A discussion for faculty and staff with Edgar S. Cahn, J.D., Ph.D., creator of time dollars and the time banking concept, and author of No More Throw-Away People: the Co-Production Imperative, will be held Wednesday, April 6.

Dr. Edgar S. Cahn

Dr. Edgar S. Cahn

The discussion, sponsored by the Office for Service-Learning, Faculty Development, Justice and Peace Studies, the School of Law, the School of Social Work, and the Sociology Department, will be held from 3 to 4 p.m. in the Fireside Room, Murray-Herrick Campus Center.

Time banking involves individuals spending time doing something for someone else or working for justice in their community. Time contributed is recorded in a Time Bank as time dollars or credits. In turn, individuals can spend these credits on having someone do something for them. Co-Production starts with the idea that community services are likely to be successful only when the intended recipients are engaged as valued partners to change their lives and communities. 

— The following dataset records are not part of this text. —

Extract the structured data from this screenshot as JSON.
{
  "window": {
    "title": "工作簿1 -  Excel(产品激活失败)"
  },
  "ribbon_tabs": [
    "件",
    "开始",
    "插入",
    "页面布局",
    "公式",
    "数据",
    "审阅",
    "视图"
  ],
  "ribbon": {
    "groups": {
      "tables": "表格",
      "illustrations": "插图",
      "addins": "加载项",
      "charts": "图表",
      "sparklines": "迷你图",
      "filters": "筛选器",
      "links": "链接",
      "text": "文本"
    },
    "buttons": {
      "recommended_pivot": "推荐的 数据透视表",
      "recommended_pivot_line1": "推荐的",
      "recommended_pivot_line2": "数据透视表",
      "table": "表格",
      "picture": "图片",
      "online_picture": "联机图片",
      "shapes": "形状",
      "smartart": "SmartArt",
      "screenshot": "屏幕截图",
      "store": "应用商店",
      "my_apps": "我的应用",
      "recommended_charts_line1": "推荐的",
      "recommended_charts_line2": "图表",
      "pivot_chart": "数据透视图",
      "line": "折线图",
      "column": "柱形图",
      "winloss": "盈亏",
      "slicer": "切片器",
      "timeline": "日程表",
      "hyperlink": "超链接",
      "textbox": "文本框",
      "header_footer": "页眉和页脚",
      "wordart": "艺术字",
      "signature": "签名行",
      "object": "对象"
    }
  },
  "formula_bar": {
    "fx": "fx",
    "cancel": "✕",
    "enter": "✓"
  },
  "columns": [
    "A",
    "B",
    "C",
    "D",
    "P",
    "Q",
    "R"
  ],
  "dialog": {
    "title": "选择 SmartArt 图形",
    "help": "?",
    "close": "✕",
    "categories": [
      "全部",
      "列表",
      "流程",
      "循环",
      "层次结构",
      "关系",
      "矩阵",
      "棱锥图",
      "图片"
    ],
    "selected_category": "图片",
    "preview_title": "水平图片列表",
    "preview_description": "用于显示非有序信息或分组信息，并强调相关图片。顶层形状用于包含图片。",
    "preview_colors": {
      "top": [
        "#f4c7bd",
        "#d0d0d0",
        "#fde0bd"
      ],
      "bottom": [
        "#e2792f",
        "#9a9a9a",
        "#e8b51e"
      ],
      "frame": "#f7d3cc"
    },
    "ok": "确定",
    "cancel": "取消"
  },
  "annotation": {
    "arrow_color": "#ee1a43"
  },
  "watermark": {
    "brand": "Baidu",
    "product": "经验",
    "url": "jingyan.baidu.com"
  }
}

Time banking and co-production, in essence, form a second economy and embody the following core principles: 

  1. Every human being has something to contribute. The real wealth of society is its people.
  2. Some work is beyond price – work has to be redefined to value whatever it takes to raise healthy children, build strong families, revitalize neighborhoods, make democracy work, advance social justice, and make the planet sustainable.
  3. Reciprocity – helping works better as a two-way street. The question: “How can I help you?” needs to change so we ask: “How can we help each other build the world in which we will both live?”
  4. We need each other. Networks are stronger than individuals. Infrastructure that supports connections with one another is as important as roads, bridges, and utility lines.

Service-learning and various professions often speak of reciprocity and assets-based community development that utilizes the gifts of individuals and community assets to address problems rather than just relying on professionals to do this work.